Since it's pretty well established that Matthews is a dirty cop who gets his results by planting evidence and beating up witnesses, he's incapable of doing so, and ends up walking into his own trap. When the timer hits zero, he's chained to a wall in the bathroom from the first movie, while a safe in Jigsaw's house pops open to reveal that Matthews Jnr was "safe" all along. The monitors weren't showing a live stream at all, but rather events that happened several hours ago. It's a fairly neat trick that's spoiled by the lack of action outside the house: all Jigsaw wants is to sit and chat, spouting off about how most people don't deserve to live because they don't appreciate their lives (and, bizarrely, recounting an accident he had after he was diagnosed with cancer where he drove his car off a cliff and survived despite being impaled on a pole). And that's spoiled by the fact that already, Jigsaw doesn't really make sense. According to him, he never really kills anyone, he lets them make a choice. But in Saw II, most of the choices aren't choices at all.

The trap that I really remembered from this movie is the pit of needles. It's a wonderfully nasty idea, but it's sort of nonsensical. The first few traps are labelled with the names of the people in the house (Obi, apparently pronounced "Abi", and Xavier, pronounced like Professor Xavier; either Whannell or Bousman is apparently a massive nerd). The traps are supposed to relate to their particular weaknesses, like the way the informant at the beginning is forced to destroy his eye, or the way the wristcutter from the first movie has to fight through razorwire. But this time round, they don't really work. Who's supposed to go into the oven, and why? What's the deal with the wrist trap that Addison gets herself caught in? The idea that the only way through the maze is co-operation is one that'll recur in the later Saw movies, but it's not properly developed here.
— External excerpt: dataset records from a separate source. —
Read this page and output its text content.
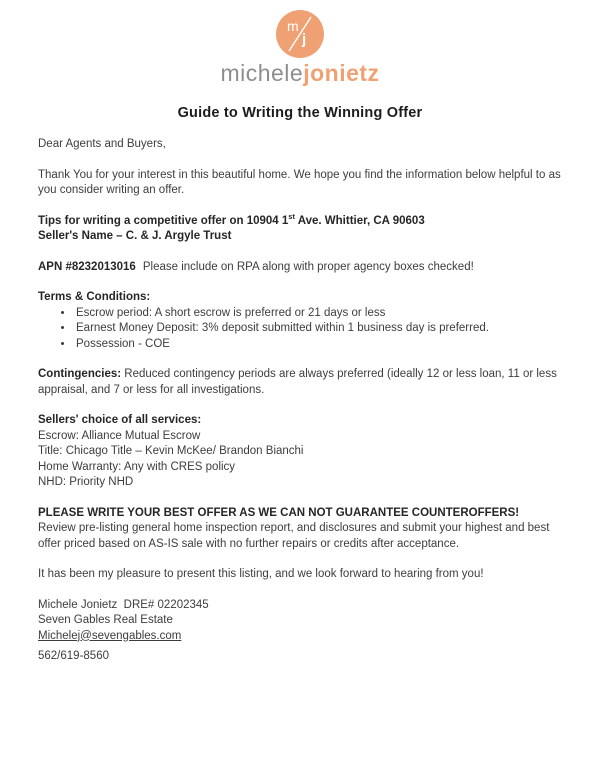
m
j
michelejonietz
Guide to Writing the Winning Offer
Dear Agents and Buyers,
Thank You for your interest in this beautiful home. We hope you find the information below helpful to as you consider writing an offer.
Tips for writing a competitive offer on 10904 1st Ave. Whittier, CA 90603
Seller's Name – C. & J. Argyle Trust
APN #8232013016 Please include on RPA along with proper agency boxes checked!
Terms & Conditions:
• Escrow period: A short escrow is preferred or 21 days or less
• Earnest Money Deposit: 3% deposit submitted within 1 business day is preferred.
• Possession - COE
Contingencies: Reduced contingency periods are always preferred (ideally 12 or less loan, 11 or less appraisal, and 7 or less for all investigations.
Sellers' choice of all services:
Escrow: Alliance Mutual Escrow
Title: Chicago Title – Kevin McKee/ Brandon Bianchi
Home Warranty: Any with CRES policy
NHD: Priority NHD
PLEASE WRITE YOUR BEST OFFER AS WE CAN NOT GUARANTEE COUNTEROFFERS!
Review pre-listing general home inspection report, and disclosures and submit your highest and best offer priced based on AS-IS sale with no further repairs or credits after acceptance.
It has been my pleasure to present this listing, and we look forward to hearing from you!
Michele Jonietz  DRE# 02202345
Seven Gables Real Estate
Michelej@sevengables.com
562/619-8560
What's weird is that I remember there being a lot more explanation and characterisation in this movie than there actually is. The film doesn't explain, for instance, why most of the characters were in jail; it establishes that that's what they have in common, but not why, beyond the fact that they were framed by Matthews. It's also not really clear why Amanda decides to put herself in harm's way; she's almost killed several times in the course of the film, and for no real benefit. She reveals herself at the end as Jigsaw's accomplice, but her only motivation in getting involved is, apparently, to trick the audience watching at home. Which is a bit silly, really.

The one bonus is that the acting isn't quite as bad in Saw II as it was in Saw. The script, unfortunately, is worse, though, and the concept is messier. It doesn't bode well for Saw III.